All these methods have been useful from a research perspective, and acoustic rhinometry is gaining popularity as a clinical tool as well.

Other methods of evaluation. Various laboratory examinations and radiologic studies can aid in identifying the cause of congestion and in estimating its extent. Laboratory tests include measurements of the complete blood count with differential, the erythrocyte sedimentation rate, and serum total and allergen-specific immunoglobulin E levels as well as analyses of nasal cytology and allergic skin reactions.

Radiologic studies can also provide useful information. Computed tomography (CT) of the sinuses provides a good distinction between bone and soft tissue, and magnetic resonance imaging differentiates soft tissue masses.

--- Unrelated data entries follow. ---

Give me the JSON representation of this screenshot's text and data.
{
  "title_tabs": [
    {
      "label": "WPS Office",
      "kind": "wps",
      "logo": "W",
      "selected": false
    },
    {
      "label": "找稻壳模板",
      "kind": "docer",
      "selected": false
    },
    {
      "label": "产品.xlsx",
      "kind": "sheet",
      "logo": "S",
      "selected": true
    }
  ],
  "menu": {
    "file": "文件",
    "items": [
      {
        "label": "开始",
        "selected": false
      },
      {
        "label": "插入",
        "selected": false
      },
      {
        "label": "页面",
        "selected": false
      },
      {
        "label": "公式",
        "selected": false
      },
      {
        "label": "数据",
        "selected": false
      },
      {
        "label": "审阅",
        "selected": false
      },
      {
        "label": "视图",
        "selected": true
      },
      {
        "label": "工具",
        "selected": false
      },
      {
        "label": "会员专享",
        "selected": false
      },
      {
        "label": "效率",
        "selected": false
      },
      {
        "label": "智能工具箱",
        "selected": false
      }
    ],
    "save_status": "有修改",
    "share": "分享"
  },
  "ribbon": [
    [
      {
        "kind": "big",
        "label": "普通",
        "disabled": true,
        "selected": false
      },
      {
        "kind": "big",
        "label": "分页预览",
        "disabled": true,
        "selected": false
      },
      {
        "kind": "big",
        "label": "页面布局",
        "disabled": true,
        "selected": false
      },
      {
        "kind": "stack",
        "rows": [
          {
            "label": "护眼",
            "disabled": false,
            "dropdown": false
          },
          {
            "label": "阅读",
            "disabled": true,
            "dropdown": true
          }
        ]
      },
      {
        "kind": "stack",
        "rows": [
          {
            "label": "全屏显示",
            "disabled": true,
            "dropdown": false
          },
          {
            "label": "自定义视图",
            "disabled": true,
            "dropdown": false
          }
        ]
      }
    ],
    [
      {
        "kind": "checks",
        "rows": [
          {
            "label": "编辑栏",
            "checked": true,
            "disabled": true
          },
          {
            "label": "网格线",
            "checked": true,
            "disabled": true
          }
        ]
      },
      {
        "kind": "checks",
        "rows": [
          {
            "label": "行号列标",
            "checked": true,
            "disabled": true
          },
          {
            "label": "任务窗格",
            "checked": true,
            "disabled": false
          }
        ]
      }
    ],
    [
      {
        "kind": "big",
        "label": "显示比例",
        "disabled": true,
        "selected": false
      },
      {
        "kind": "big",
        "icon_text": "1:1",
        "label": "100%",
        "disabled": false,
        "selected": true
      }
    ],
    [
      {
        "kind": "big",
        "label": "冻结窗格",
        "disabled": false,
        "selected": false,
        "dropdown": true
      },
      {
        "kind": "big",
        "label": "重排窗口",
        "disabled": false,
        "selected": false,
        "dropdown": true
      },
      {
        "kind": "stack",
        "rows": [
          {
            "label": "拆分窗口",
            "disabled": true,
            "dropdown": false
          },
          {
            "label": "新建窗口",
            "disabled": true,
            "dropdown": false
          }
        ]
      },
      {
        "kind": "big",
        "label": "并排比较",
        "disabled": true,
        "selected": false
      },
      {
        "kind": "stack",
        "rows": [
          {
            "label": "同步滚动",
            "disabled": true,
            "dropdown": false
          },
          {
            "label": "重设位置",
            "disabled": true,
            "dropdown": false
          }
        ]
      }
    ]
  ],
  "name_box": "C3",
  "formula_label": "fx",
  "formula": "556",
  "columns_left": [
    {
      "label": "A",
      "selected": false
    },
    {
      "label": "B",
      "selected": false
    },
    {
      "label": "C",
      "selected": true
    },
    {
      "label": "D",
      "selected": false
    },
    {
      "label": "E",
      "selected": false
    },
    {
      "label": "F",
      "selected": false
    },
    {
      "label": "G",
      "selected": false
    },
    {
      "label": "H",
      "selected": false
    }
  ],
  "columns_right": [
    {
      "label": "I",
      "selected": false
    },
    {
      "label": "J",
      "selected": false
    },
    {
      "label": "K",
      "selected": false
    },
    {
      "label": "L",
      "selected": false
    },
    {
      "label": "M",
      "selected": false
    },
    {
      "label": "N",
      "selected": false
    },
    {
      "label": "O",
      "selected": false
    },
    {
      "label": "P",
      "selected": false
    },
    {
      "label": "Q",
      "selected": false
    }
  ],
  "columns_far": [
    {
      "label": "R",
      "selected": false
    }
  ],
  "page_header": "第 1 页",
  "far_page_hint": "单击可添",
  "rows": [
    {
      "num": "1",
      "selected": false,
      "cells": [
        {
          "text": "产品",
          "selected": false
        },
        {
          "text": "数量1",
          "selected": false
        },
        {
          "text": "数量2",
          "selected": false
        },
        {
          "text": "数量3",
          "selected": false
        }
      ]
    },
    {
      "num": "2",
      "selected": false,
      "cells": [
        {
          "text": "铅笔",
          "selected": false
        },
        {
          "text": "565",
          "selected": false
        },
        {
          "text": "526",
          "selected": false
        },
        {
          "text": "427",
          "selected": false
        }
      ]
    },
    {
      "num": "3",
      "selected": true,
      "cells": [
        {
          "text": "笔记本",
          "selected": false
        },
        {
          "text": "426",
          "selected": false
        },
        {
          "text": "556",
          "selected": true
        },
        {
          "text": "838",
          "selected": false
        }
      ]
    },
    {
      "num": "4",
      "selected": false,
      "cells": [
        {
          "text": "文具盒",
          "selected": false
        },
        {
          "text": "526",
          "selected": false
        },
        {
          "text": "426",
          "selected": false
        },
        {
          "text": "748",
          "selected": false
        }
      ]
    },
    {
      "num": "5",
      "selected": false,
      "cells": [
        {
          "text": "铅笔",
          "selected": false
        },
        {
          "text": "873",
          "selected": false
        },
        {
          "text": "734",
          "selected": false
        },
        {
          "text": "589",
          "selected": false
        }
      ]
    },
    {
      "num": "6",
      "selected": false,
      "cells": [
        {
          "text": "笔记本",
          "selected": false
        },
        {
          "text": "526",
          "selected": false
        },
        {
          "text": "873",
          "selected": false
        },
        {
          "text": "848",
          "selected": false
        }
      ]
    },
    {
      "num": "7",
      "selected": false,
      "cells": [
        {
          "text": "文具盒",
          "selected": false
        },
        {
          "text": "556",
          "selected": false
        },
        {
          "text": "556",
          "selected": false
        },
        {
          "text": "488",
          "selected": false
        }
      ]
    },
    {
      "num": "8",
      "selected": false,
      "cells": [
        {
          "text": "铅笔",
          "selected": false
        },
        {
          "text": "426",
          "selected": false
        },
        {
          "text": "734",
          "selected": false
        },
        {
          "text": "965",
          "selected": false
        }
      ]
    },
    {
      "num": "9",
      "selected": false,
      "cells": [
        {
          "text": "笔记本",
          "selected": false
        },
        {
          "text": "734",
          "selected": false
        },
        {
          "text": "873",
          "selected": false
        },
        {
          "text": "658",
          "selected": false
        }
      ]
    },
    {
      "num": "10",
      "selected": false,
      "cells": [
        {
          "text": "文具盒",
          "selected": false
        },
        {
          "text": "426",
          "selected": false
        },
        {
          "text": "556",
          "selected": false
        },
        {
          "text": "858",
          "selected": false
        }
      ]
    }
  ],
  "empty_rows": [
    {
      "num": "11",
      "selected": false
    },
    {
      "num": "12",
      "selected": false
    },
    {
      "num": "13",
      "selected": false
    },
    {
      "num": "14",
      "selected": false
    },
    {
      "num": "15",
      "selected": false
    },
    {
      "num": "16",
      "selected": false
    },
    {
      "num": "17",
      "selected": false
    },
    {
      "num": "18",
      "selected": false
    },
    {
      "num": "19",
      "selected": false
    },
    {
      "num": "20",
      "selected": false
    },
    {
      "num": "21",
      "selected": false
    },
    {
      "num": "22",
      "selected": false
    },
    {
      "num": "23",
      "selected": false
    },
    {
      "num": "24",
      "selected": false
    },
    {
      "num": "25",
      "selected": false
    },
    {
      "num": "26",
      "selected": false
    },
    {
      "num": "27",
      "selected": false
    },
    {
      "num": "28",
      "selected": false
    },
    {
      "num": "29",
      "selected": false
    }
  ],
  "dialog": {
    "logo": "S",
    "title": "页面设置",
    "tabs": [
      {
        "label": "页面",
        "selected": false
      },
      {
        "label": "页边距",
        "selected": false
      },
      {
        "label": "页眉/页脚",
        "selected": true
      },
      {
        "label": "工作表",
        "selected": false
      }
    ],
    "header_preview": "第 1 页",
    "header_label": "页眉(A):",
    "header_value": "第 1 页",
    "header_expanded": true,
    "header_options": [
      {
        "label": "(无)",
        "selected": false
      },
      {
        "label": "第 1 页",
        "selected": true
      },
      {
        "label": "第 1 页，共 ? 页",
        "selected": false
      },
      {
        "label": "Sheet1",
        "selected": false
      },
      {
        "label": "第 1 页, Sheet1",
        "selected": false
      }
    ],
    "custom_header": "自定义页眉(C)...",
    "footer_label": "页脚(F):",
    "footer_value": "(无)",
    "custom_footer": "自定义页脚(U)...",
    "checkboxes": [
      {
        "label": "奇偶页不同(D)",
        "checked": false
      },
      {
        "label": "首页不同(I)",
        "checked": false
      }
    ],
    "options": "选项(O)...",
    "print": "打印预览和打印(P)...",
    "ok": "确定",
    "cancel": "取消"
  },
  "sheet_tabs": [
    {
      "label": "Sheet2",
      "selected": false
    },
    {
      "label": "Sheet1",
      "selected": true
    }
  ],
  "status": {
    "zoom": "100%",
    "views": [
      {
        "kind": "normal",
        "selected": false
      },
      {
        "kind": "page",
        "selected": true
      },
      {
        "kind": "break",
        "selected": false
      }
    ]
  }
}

Common differential diagnoses

Among the differential diagnoses for patients with nasal congestion are rhinitis, structural defects, neoplasms, drug reactions, endocrine or metabolic conditions, and systemic inflammatory and granulomatous conditions (table 1).

Rhinitis. Allergic rhinitis might be the most common cause of nasal congestion. Patients are typically young, otherwise healthy adults who have a history of sneezing and itchy and runny nose and eyes, with or without previous nasal congestion. Patients whose rhinitis is perennial generally report that their symptoms worsen during the spring or fall. Usually, these patients have tried over-the-counter (OTC) allergy medications, which provided only a partial relief of symptoms. Symptoms have usually been present for several years before patients seek medical attention, and the onset of symptoms might have occurred during adolescence. Patients might have a history of occasional wheezing or bronchospasm, and some have a family history of asthma, allergies, or atopic eczema.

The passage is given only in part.